# Noe #9 13'r Fish Finaddict



## tguasjr (Mar 9, 2009)

Here is my new Gheenoe 13'r. It has a low front deck, classic center box that is divided and a standard rear bench. So far I have installed the battery box, bilge pump, modified Taco rod holders,6 gal Moeller tank bungee'd in and drains on the center box. I repainted the 2003 15hp Mariner and added an SE200 hydrofoil to it. I'm just waiting on my new prop, jackplate and NMZ nose cap so I can mount my trolling motor mount, motor and then splash it.


----------



## tguasjr (Mar 9, 2009)

I was able to do some work on the Noe today. I finished the jackplate, mounted and through bolted the Mariner, installed my Strongarm tiller extension, swapped the fuel from the 3 gal to the 6 gal, installed the trolling motor mount Curtis gave me at the rally, lowered the bunks on the trailer and installed the Solas 9.25x9 prop that UPS just delivered. I cant wait to put it in the water.


----------



## Alonzo_Sotillo (Oct 9, 2009)

looks sweet!!!


----------



## cutrunner (Jun 8, 2010)

Sweet noe! I feel that theres not enough love for the 13 footers, i dont know why, theyre great


----------



## tguasjr (Mar 9, 2009)

> Sweet noe! I feel that theres not enough love for the 13 footers, i dont know why, theyre great


I feel the same. I had one a while back and it's the only one I always think of. I love these 13's.


----------



## HialeahAngler (Dec 18, 2008)

very nice, i'm jealous.


----------



## tguasjr (Mar 9, 2009)

Here is the all new *Strongarm Products* Hi-Sider platform in black with snow camo Sea-Dek and my new Center box Sea-Dek pad. I also installed the Superstick Holders on the gunnel today.


----------



## Brett (Jul 16, 2008)

Good looking setup, Tico.
The pushpole mounts look to be nylon clips, same as I use.
If so add a mid-pole tie down, so you don't have to retrieve it after a hard bump.

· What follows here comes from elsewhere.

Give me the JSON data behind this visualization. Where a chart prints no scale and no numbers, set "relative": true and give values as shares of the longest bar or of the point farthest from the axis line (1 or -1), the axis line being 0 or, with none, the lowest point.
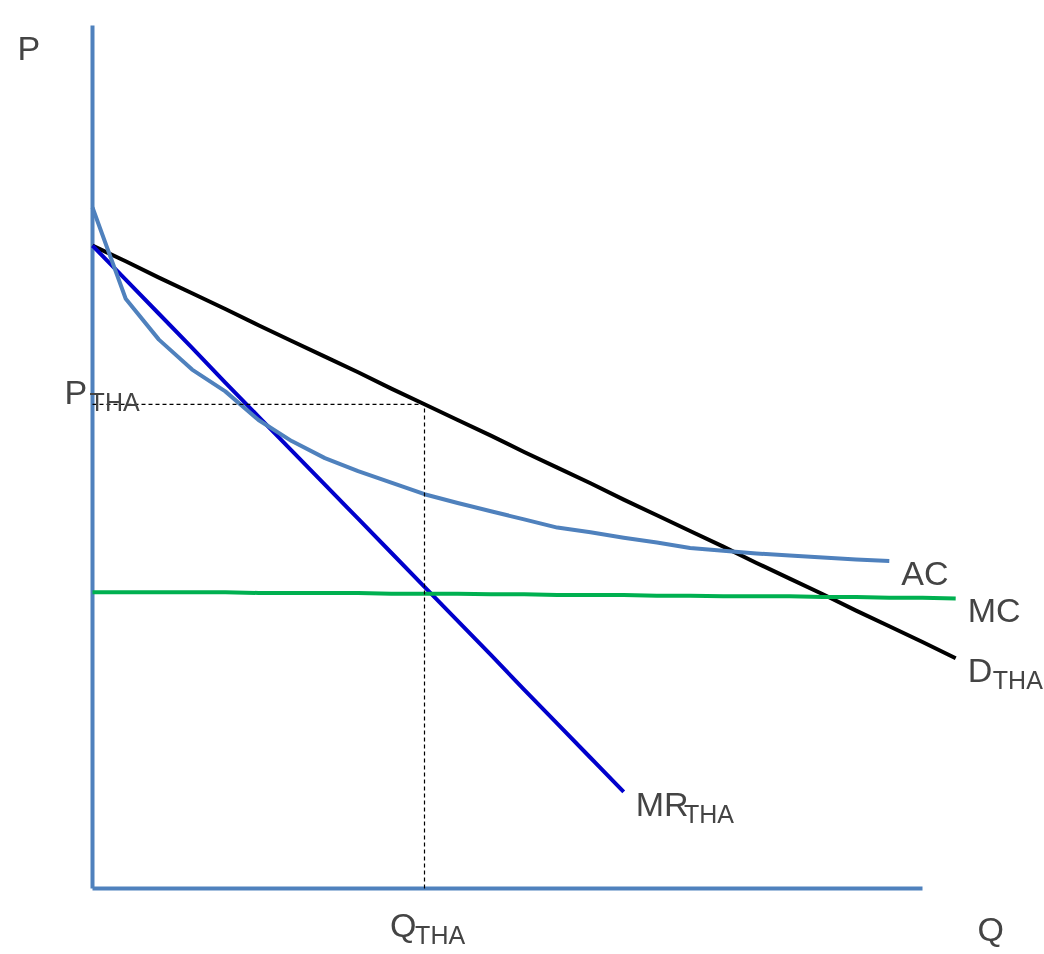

                                          :-[

Yes, I did.


----------



## tguasjr (Mar 9, 2009)

Thanks Brett! I was thinking of doing that.


----------



## tedcombs (Mar 12, 2010)

looking sweet

seeing so many gheenoes I may have to break down and buy one


----------



## Salty_South (Feb 25, 2009)

That is a sweet ride! Could you tell me how you have your jack plate set? Is it angled?


----------



## tguasjr (Mar 9, 2009)

The jack plate is on the furthest top hole and the middle bottom hole. This way it gives a bit more negative to pop up on plane quicker.


----------



## paint it black (Nov 3, 2007)

looks great!!


----------



## Salty_South (Feb 25, 2009)

Ohh I see. Do you run with it that way? I had to set my motor on the bottom pin hole to get up on plane without cavitating once I got the jack plate.


----------



## tguasjr (Mar 9, 2009)

> Ohh I see. Do you run with it that way? I had to set my motor on the bottom pin hole to get up on plane without cavitating once I got the jack plate.

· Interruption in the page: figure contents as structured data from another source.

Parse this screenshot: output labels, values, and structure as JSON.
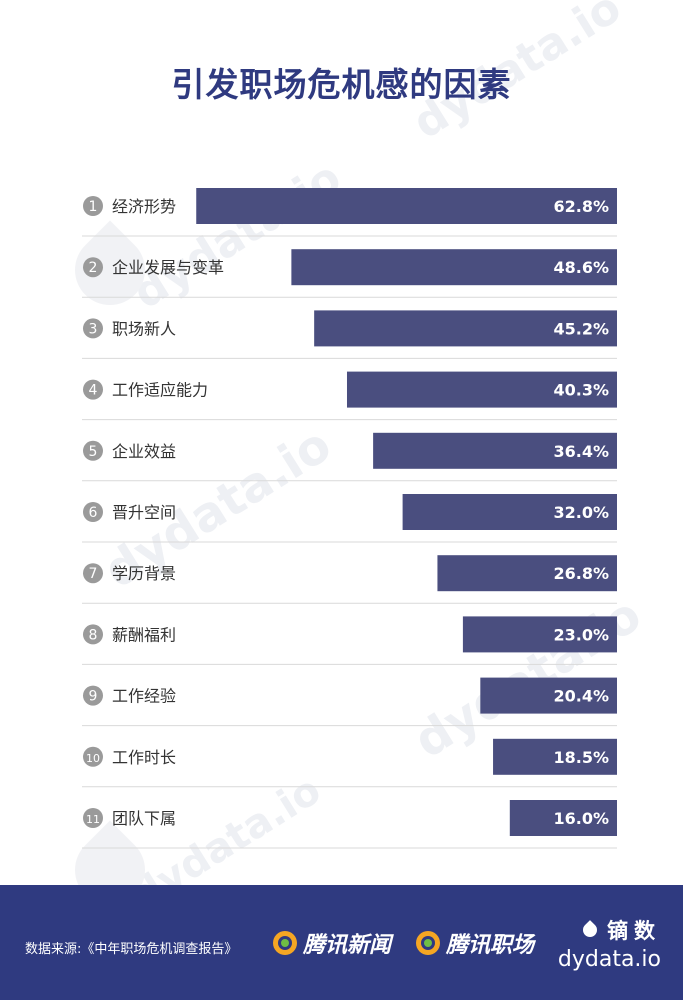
{
  "title": "引发职场危机感的因素",
  "chart_data": {
    "type": "bar",
    "orientation": "horizontal",
    "categories": [
      "经济形势",
      "企业发展与变革",
      "职场新人",
      "工作适应能力",
      "企业效益",
      "晋升空间",
      "学历背景",
      "薪酬福利",
      "工作经验",
      "工作时长",
      "团队下属"
    ],
    "ranks": [
      "1",
      "2",
      "3",
      "4",
      "5",
      "6",
      "7",
      "8",
      "9",
      "10",
      "11"
    ],
    "values": [
      62.8,
      48.6,
      45.2,
      40.3,
      36.4,
      32.0,
      26.8,
      23.0,
      20.4,
      18.5,
      16.0
    ],
    "value_labels": [
      "62.8%",
      "48.6%",
      "45.2%",
      "40.3%",
      "36.4%",
      "32.0%",
      "26.8%",
      "23.0%",
      "20.4%",
      "18.5%",
      "16.0%"
    ],
    "bar_color": "#4a4e7f",
    "xlim": [
      0,
      70
    ],
    "grid": false
  },
  "footer": {
    "source": "数据来源:《中年职场危机调查报告》",
    "logo1": "腾讯新闻",
    "logo2": "腾讯职场",
    "brand_cn": "镝数",
    "brand_en": "dydata.io"
  },
  "watermark": {
    "text": "dydata.io"
  },
  "colors": {
    "title": "#2f3a80",
    "footer_bg": "#2f3a80",
    "bar": "#4a4e7f",
    "rank_circle": "#9a9a9a"
  }
}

Yes, if i have added weight forward i just pull my motor up one click. Thats the beauty of the Merc/Mariner motors.


----------



## Brett (Jul 16, 2008)

Tico, you set the jack plate high
then tucked it in to be able to run?

That means that first you lifted it up to raise the prop,
then tilted it down to lower the prop, thereby losing any net gain.

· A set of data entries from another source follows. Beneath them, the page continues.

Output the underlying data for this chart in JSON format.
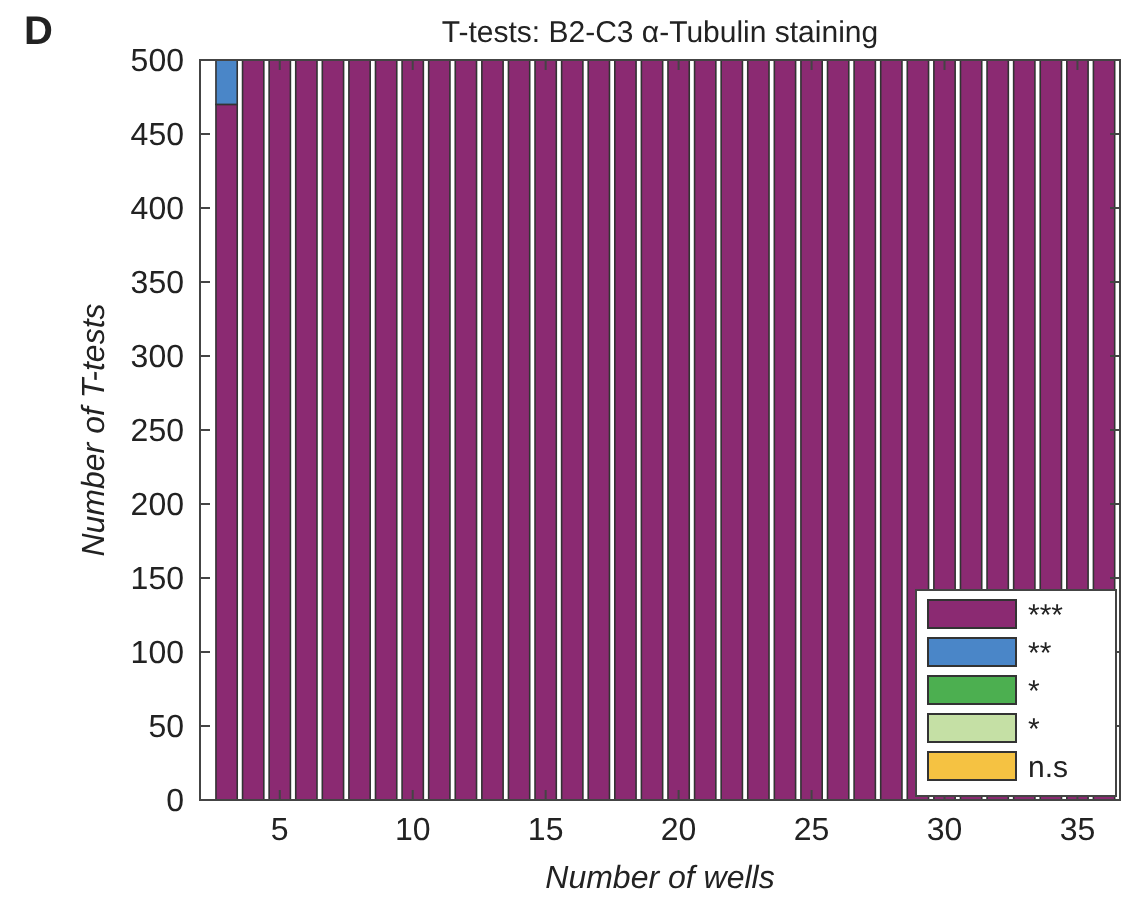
{
  "chart_data": {
    "type": "bar",
    "stacked": true,
    "title": "T-tests: B2-C3 α-Tubulin staining",
    "xlabel": "Number of wells",
    "ylabel": "Number of T-tests",
    "annotations": [
      "D"
    ],
    "x": [
      3,
      4,
      5,
      6,
      7,
      8,
      9,
      10,
      11,
      12,
      13,
      14,
      15,
      16,
      17,
      18,
      19,
      20,
      21,
      22,
      23,
      24,
      25,
      26,
      27,
      28,
      29,
      30,
      31,
      32,
      33,
      34,
      35,
      36
    ],
    "series": [
      {
        "name": "***",
        "color": "#8b2a72",
        "values": [
          470,
          500,
          500,
          500,
          500,
          500,
          500,
          500,
          500,
          500,
          500,
          500,
          500,
          500,
          500,
          500,
          500,
          500,
          500,
          500,
          500,
          500,
          500,
          500,
          500,
          500,
          500,
          500,
          500,
          500,
          500,
          500,
          500,
          500
        ]
      },
      {
        "name": "**",
        "color": "#4a86c8",
        "values": [
          30,
          0,
          0,
          0,
          0,
          0,
          0,
          0,
          0,
          0,
          0,
          0,
          0,
          0,
          0,
          0,
          0,
          0,
          0,
          0,
          0,
          0,
          0,
          0,
          0,
          0,
          0,
          0,
          0,
          0,
          0,
          0,
          0,
          0
        ]
      },
      {
        "name": "*",
        "color": "#4caf50",
        "values": [
          0,
          0,
          0,
          0,
          0,
          0,
          0,
          0,
          0,
          0,
          0,
          0,
          0,
          0,
          0,
          0,
          0,
          0,
          0,
          0,
          0,
          0,
          0,
          0,
          0,
          0,
          0,
          0,
          0,
          0,
          0,
          0,
          0,
          0
        ]
      },
      {
        "name": "*",
        "color": "#c5e0a5",
        "values": [
          0,
          0,
          0,
          0,
          0,
          0,
          0,
          0,
          0,
          0,
          0,
          0,
          0,
          0,
          0,
          0,
          0,
          0,
          0,
          0,
          0,
          0,
          0,
          0,
          0,
          0,
          0,
          0,
          0,
          0,
          0,
          0,
          0,
          0
        ]
      },
      {
        "name": "n.s",
        "color": "#f5c242",
        "values": [
          0,
          0,
          0,
          0,
          0,
          0,
          0,
          0,
          0,
          0,
          0,
          0,
          0,
          0,
          0,
          0,
          0,
          0,
          0,
          0,
          0,
          0,
          0,
          0,
          0,
          0,
          0,
          0,
          0,
          0,
          0,
          0,
          0,
          0
        ]
      }
    ],
    "xlim": [
      2,
      36.6
    ],
    "xticks": [
      5,
      10,
      15,
      20,
      25,
      30,
      35
    ],
    "ylim": [
      0,
      500
    ],
    "yticks": [
      0,
      50,
      100,
      150,
      200,
      250,
      300,
      350,
      400,
      450,
      500
    ],
    "grid": false,
    "legend": "bottom right"
  }
}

I think I missed something here... :-?


----------



## tguasjr (Mar 9, 2009)

Yes Brett, thats where it was suggested I start my adjustments at.I took it out today for the first time with both my kids and was pleasantly surprised at the speed and stability. It does feel more stable than the NMZ and seems to draft less also. With my both my kids each weighing 75lbs, myself 280lbs, 6 gals of fuel, 24 series battery, trolling motor, the motor set on the second lowest pin and the jack plate set with the bottom screw on the middle and upper on the outer most hole we got 22 mph. With some fine tuning, I should be able to get 24-25 mph by myself. I just moved the bottom jackplate bolt even with the top bolt and raised the jack plate 1 inch. I'll retry it this weekend.


----------



## Bissell (Feb 27, 2010)

why did you mount the platform that direction vs. the opposite?


----------



## tguasjr (Mar 9, 2009)

> why did you mount the platform that direction vs. the opposite?


3 reasons. First, I wanted a taller seat that would give me more visibility while driving. Second, more weight forward for when solo and third, more weight in the center of the boat when poling.


----------



## tguasjr (Mar 9, 2009)

Here is how it looks while running. Notice it doesnt squat as much as an NMZ. I'm 280 lbs and there is also a 6 Gal tank in the back.


----------